Sounds like the flywheel needs turning or the clamping pressure from the Pressure plate is lacking. These will cause clutch studder on take off. Does it do this in reverse?
Ya know, I never thought to check if it does it in reverse from a stopped position...good idea. Like I said in my earlier thread, all the components of my clutch are brand new but I guess they could be defective....all the stuff came from Autozone. Can anyone recommend a good brand for quality clutch hardware? Also....I had the flywheel resurfaced at the local NAPA store in hooterville.LOL.
Last edited by dodgemahal; May 9, 2005 at 11:37 PM.
Reason: add a sentence
We use LUK clutches at our shop haven't had any problems with them.
Most of the time when we see this kind of problem the clutch has been smoked a few times or it has a lot of wear on it. Some of the cheaper clutch sets don't have the even clamping pressure they should have and this will cause skipping and chattering. These problems are amplified in vehicles with tall gears.I've also seen bad flywheel turn jobs, we had one machine shop that was taking a belt sander to them. They haven't gotten any more bussiness from me since.
Remember.....This violent shaking only occurs after the truck gets to full operating temp, about 10-15 minutes. Before that it behaves good like the new clutch that it is. Would not that rule out things like linkages, pressure plates, mounts....stuff that temp wouldn't seem to effect. For example, wouldn't a bad flywheel turn job cause the truck to buck at all times, hot or cold?
Not necessarily as the pressure plate heats up it loses clamping pressure.
This natural and happens on all clutches to some degree. In most cases it is so slight you never notice.
Also flywheels develope hot spots these spot are hardened and have lesser expansion rate than metal around them. This causes the surface to look rippled and as temps increase this becomes more exagerated. This uneven surface causes the clutch disc to jump and skip on take off.
One of my mechanics just reminded me that this can also becaused by the the throwout bearing not contacting the pressure plate fingers squarely. This will not allow the clutch engage evenly. A common side effect of this is the fingers will be worn more on one side than those across from them.
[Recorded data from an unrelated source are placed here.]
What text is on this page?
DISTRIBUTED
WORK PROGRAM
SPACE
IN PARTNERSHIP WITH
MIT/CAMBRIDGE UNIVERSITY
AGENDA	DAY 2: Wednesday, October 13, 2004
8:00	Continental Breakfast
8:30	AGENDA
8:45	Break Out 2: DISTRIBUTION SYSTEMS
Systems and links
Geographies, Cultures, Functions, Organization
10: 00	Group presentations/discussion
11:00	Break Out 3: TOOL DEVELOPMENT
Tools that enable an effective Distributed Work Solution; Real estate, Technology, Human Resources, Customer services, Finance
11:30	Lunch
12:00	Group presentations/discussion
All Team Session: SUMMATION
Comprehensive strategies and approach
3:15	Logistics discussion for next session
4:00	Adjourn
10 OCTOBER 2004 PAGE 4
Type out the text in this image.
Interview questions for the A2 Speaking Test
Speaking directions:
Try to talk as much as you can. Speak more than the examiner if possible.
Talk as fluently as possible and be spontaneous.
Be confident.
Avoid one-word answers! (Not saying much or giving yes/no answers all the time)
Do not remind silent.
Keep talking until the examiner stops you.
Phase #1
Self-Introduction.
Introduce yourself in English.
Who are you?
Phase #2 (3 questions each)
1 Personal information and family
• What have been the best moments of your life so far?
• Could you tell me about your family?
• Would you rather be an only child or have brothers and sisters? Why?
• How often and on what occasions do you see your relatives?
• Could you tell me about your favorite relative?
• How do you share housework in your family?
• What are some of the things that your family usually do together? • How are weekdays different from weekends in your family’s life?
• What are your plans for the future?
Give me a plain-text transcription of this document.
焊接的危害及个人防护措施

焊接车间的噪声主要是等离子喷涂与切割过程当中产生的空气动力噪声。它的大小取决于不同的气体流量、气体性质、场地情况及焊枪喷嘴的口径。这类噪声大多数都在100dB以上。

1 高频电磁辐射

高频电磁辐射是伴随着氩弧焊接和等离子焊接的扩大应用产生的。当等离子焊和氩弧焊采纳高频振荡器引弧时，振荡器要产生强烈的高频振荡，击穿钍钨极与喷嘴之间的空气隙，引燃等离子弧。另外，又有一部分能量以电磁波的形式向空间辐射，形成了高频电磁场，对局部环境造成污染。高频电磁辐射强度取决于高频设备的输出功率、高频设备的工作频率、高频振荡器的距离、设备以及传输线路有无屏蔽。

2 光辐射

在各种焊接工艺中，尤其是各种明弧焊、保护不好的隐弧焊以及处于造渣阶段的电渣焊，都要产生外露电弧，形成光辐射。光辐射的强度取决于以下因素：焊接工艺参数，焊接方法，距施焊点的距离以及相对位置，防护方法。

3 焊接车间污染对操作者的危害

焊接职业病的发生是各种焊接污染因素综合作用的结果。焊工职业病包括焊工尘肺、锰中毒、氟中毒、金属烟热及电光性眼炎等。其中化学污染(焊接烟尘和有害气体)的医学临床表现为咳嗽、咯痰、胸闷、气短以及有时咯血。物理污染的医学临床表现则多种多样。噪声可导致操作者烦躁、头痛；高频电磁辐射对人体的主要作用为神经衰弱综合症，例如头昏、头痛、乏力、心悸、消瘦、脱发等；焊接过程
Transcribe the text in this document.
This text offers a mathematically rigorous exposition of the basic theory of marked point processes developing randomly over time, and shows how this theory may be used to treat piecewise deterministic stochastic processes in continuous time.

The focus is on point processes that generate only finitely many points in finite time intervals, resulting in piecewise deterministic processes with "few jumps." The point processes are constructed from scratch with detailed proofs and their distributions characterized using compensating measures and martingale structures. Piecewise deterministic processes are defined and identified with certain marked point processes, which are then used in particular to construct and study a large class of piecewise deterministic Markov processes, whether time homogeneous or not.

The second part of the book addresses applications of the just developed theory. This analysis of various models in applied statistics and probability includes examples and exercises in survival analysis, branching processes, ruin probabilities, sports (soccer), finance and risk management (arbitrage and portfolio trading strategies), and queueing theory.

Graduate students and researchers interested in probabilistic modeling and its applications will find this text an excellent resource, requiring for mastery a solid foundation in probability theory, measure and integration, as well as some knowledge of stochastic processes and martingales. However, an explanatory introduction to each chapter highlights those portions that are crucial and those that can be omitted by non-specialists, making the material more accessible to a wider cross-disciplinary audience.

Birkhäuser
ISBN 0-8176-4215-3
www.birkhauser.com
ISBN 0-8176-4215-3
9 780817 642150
We see this on vehicles where poeple set at stoplights with the clutch depressed. But most times it as simple as a worn ball or clutch fork.
Just a thought hows the rear trans mount look?
Pat, This is all good info and food for thought. I love to learn about the physics of stuff like this so feel free to teach me more. I can't get to it until this weekend so I
I guess I'll pull it all apart....again!! When you say "tall gears" is that a high or low numeric number? I always forget. Trans mount is brand new....ball and fork looked good.Should I just take it all apart right away or can you think of any tests to perform that can give me further insight to the problem? Where is LUK clutches available....Autozone,Summit,Northern?
Tall gears low numbers.
I get my LUK clutches from O Riellys I'm not sure if they are a nation wide chain.
You should be able to look them up on line for a dealer near you.
I believe there is a link to them here on this site.
Taking it apart is the only option to examine the clutch. We know the problem is there now we have to pinpoint the cause. When you disassemble pay very close attention to every detail. Are things aligned properly/ ,Does anything bind or not slide freely?, Is the pilot bearing in place and in good shape?, before removing the pressure plate look at the fingers are they even? Take pressure plate lay it face down on the floor and push the fingers with a board working your way around each side. Are the fingers worn evenly? Does it feel firm and even all the way around? Are there any markings shiney spots on the flywheel and pressure plate surfaces? Are the springs in the clutch disc loose broken? Is anything discolored? Check the fork is it worn where it rides on the ball or holds the bearing? Does the fork rock smoothly on the ball? Are there any burrs or grooves in the throwout bearing slide?
Some times the problem is not readily obvious and is a combination of any of these things. You know a little ware here and there across the spectrum can equate to big problems. If I was a gamblin man I'd put my money on the clutch disc or p-plate.
Pat
Last edited by Hooker Bob; May 12, 2005 at 02:15 PM.